We are only in May, but 2020 is already one of the most incredible years in stock market history. Despite the strong push off the bottom in March, money markets are stuffed with trillions in cash and investors remain very bearish. Those looking for stock ideas should stay with sectors that are leading the way.
One of Wall Street’s most respected lists of stock picks is the Goldman Sachs Conviction List. These are the firm’s top ideas for high net worth and institutional accounts, and they are spread across 10 sectors. We screened the list looking for companies in the health care sector, which has been humming along in what has been a turbulent year, to say the least.
We found five outstanding companies that make sense for long-term growth investors looking to add or increase exposure to health care, particularly pharmaceuticals and biotechnology. Remember that no single analyst report should be used as a sole basis for any buying or selling decision.
This a Wall Street favorite and a solid biopharma play. BioMarin Pharmaceuticals Inc. (NASDAQ: BMRN) develops and commercializes innovative biopharmaceuticals for serious diseases and medical conditions. Its product portfolio comprises five approved products and multiple clinical and preclinical product candidates.
Over the past decade, BioMarin has become one of the top orphan drug companies, and it looks poised to stay there. Roche recently has been mentioned as a company that could be looking at BioMarin. Roche is focused on oncology drugs and invests heavily in early-stage molecules.
The consensus earnings forecast for 2020 has been scaled down by a penny per share. However, the full-year 2021 estimate has been lifted to $1.20 per share from the previously forecast $1.13.
The Goldman Sachs price objective is $165, while the Wall Street consensus target price is just $117.18. BioMarin Pharmaceuticals stock closed trading on Friday at $95.20 a share, up 3.5% on the day.
This company also has solid upside potential, and it is a great pick for conservative accounts. Eli Lilly and Co. (NYSE: LLY) is a global health care company with numerous core products in a number of primary-care pharmaceutical markets. The company generates revenues from its pharmaceutical product and animal health segments.
The product portfolio includes Zyprexa (for schizophrenia and bipolar disorder), Gemzar (pancreatic cancer), Evista (osteoporosis), Cymbalta (depression), Cialis (erectile dysfunction), Strattera (attention deficit hyperactivity disorder), Erbitux (cancer) and Alimta (chemotherapy). Eli Lilly also has a strong presence in the diabetes market.
The company posted stellar first-quarter results, with revenue of $5.9 billion, up 15% year over year. Several of the pharma giant’s drugs performed particularly well during the quarter. For instance, sales of the diabetes medication Trulicity hit $1.2 billion, or 40% higher than in the year-ago period. And Eli Lilly’s plaque psoriasis treatment Taltz recorded revenue of $443.5 million, a whopping 76% year-over-year increase.
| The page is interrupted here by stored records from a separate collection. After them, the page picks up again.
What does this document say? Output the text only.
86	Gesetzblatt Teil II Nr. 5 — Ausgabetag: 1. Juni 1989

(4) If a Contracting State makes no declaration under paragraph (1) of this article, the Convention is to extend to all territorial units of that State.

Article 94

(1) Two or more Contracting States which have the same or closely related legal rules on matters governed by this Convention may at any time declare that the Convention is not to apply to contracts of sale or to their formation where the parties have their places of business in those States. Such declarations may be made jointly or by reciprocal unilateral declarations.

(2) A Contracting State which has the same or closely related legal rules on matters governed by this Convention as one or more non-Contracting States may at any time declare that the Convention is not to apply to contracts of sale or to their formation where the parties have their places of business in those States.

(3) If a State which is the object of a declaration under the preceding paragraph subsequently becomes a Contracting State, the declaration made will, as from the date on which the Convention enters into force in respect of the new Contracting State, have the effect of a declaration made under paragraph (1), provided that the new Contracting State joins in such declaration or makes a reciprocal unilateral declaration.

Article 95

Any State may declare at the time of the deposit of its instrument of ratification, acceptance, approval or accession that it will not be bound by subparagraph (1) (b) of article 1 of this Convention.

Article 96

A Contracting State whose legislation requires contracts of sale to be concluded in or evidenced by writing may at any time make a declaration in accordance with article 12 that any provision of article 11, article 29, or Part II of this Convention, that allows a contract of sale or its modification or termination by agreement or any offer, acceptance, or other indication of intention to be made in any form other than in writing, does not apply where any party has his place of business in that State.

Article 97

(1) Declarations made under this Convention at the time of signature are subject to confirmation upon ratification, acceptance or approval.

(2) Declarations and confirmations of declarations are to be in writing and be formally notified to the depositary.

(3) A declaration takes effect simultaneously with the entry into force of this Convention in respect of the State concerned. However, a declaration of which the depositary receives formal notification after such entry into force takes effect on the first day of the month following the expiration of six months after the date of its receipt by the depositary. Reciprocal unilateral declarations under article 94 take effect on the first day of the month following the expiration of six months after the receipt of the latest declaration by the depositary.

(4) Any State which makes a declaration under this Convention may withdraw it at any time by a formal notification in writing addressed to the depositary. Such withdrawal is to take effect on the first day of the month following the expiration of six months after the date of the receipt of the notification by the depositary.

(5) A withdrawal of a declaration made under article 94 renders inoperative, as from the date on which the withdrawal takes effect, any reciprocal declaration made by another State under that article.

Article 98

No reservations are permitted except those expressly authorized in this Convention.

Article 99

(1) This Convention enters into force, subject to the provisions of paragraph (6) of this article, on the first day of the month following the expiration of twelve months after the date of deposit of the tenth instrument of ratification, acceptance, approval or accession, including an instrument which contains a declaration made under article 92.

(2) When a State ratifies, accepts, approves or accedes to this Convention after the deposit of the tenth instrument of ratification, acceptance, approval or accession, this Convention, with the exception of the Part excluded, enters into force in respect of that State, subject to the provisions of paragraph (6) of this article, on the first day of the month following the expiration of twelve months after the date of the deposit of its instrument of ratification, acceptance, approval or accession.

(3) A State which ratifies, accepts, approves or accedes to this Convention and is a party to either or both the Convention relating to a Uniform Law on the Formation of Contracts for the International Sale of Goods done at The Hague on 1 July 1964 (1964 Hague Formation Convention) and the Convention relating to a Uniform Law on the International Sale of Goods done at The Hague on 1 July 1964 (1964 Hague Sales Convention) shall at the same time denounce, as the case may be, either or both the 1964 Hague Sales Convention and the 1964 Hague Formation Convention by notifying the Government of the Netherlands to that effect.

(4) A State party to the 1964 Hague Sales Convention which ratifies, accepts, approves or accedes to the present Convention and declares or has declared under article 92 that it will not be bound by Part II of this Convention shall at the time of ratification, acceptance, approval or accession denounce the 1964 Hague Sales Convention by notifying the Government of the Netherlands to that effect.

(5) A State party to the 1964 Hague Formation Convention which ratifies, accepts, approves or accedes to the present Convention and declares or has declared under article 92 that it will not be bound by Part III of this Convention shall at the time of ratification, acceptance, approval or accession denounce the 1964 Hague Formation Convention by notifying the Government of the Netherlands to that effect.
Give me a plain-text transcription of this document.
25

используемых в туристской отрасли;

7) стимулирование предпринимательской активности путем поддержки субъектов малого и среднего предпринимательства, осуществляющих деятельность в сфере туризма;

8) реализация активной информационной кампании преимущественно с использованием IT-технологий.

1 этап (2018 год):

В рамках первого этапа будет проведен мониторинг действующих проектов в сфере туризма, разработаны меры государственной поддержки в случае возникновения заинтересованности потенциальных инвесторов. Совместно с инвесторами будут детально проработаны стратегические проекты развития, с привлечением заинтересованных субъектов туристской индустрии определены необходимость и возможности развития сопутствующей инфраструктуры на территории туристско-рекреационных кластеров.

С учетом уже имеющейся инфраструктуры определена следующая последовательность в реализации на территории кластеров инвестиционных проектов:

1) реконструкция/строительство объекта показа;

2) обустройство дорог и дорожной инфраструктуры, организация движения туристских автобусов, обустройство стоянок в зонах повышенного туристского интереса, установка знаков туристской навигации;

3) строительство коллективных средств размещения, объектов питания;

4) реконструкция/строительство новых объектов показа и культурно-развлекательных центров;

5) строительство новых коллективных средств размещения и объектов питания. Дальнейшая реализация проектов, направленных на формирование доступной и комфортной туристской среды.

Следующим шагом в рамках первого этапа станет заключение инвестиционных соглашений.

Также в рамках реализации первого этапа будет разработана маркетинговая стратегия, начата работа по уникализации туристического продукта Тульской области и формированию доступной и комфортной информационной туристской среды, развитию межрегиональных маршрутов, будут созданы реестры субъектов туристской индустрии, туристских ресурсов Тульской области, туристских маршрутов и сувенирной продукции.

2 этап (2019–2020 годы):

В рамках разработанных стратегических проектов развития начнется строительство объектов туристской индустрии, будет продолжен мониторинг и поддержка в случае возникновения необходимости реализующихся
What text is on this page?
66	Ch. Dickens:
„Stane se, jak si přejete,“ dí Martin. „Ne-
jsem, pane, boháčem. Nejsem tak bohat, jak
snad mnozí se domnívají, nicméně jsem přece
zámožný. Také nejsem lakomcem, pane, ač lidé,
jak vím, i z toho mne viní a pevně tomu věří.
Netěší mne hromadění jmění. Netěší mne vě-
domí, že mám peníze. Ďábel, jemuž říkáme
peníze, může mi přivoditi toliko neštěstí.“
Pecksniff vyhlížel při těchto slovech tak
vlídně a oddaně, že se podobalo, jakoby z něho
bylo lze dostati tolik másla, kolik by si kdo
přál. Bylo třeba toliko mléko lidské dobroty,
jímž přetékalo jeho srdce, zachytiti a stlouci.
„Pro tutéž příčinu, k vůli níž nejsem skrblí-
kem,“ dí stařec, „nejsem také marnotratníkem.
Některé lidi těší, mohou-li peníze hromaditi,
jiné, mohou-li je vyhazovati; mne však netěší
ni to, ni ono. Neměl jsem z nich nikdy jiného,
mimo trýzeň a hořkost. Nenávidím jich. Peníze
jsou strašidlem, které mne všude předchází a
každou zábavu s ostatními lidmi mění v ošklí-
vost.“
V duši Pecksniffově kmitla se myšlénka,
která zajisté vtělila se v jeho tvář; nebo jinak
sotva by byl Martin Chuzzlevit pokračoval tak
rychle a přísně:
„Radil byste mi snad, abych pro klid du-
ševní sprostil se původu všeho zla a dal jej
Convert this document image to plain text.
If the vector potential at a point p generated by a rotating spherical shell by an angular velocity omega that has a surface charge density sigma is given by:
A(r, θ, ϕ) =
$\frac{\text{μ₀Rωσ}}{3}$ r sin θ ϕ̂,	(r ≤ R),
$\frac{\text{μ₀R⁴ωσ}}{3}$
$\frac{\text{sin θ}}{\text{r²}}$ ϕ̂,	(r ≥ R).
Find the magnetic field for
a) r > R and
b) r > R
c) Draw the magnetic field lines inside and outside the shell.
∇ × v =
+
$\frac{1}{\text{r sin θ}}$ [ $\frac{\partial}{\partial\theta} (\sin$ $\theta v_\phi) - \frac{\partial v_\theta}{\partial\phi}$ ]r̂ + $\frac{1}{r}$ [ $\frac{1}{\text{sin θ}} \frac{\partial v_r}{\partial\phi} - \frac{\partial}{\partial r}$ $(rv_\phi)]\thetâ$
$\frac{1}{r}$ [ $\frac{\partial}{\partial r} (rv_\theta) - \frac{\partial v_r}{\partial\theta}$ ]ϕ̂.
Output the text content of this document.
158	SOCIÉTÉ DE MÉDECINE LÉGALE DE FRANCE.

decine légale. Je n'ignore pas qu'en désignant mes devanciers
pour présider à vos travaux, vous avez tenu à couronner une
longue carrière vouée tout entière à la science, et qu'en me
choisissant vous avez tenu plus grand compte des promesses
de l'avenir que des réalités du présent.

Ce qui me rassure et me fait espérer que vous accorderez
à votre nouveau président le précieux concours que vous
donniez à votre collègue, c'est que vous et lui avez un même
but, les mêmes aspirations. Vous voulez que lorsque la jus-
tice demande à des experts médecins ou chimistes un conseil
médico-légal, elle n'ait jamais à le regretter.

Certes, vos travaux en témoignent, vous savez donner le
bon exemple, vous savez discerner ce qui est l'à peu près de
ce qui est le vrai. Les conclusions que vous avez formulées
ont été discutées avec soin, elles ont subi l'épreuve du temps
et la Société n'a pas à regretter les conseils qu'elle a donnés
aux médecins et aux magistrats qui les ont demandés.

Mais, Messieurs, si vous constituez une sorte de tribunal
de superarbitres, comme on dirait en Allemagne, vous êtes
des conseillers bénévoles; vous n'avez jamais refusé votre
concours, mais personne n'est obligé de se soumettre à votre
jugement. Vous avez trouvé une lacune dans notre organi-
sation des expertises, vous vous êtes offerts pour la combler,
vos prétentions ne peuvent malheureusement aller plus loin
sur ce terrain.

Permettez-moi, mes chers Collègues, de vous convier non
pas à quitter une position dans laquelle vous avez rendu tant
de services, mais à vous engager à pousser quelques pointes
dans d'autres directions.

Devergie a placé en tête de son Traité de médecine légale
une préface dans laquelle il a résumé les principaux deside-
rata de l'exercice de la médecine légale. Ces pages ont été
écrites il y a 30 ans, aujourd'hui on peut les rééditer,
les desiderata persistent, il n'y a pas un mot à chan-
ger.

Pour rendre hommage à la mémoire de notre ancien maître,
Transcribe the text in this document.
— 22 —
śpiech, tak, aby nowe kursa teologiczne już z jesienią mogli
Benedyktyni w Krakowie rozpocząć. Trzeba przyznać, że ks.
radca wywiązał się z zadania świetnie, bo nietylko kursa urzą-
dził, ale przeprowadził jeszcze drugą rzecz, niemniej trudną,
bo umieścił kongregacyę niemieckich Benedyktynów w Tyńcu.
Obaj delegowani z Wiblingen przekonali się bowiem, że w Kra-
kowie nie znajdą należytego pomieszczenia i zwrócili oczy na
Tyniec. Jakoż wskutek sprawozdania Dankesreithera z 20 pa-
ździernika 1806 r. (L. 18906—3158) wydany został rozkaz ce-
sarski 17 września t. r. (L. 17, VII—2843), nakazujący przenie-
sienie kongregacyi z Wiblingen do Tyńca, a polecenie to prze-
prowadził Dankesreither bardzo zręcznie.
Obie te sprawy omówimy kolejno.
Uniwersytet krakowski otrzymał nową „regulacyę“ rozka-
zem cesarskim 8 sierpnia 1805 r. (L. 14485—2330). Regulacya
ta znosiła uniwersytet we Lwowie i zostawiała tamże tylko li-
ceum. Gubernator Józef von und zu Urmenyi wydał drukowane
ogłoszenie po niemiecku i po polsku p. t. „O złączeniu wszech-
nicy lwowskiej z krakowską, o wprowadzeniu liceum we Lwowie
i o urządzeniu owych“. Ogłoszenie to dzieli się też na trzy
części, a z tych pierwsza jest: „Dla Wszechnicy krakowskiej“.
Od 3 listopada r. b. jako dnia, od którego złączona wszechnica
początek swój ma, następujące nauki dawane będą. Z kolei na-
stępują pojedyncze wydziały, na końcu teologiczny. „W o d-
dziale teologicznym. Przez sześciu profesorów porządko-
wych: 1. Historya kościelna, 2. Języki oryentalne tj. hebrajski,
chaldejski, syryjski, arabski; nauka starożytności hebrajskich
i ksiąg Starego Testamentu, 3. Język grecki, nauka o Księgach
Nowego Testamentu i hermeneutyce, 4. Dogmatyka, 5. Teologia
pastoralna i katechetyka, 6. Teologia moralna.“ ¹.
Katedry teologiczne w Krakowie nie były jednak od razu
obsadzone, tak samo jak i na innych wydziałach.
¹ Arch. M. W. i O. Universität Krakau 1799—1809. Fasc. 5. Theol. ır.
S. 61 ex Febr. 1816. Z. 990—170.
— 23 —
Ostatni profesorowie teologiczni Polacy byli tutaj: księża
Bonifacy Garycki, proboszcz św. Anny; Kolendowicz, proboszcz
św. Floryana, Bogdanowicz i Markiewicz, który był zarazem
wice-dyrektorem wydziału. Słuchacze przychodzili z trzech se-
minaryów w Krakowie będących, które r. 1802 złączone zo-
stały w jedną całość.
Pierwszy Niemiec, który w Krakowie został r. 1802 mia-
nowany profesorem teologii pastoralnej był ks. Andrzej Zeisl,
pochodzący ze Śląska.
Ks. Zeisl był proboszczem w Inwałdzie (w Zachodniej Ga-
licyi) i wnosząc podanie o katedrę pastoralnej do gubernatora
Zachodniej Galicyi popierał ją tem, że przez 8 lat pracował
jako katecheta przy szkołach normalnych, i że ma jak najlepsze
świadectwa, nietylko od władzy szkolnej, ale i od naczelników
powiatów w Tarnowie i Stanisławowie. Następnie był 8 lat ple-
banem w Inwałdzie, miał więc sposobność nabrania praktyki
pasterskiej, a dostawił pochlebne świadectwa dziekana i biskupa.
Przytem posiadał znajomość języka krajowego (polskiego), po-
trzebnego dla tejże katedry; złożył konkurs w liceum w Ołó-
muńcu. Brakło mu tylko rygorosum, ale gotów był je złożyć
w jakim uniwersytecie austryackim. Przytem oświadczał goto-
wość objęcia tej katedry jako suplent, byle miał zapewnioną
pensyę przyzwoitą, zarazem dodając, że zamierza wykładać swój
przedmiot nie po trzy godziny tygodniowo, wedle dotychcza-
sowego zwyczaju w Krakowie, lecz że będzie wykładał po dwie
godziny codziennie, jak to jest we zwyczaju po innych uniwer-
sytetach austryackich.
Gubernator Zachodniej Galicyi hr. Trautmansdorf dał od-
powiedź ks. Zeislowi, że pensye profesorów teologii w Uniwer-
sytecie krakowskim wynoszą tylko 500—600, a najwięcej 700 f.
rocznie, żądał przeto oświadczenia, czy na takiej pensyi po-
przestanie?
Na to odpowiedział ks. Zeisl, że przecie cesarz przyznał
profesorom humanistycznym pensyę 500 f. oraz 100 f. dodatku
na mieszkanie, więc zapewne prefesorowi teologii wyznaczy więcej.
Shareholders receive a 1.93% dividend. Goldman Sachs has a $186 price objective, and the consensus target is $156. Eli Lilly stock closed at $153.51 on Friday.
This top mid-cap is rumored to be in the sights of a larger biotech company. Incyte Corp. (NASDAQ: INCY) has a current validated approach in hematology-oncology, and there’s reason to believe the three wholly owned clinical-stage assets the company has could drive several billion in revenue, something important for an acquiring company looking to acquire assets.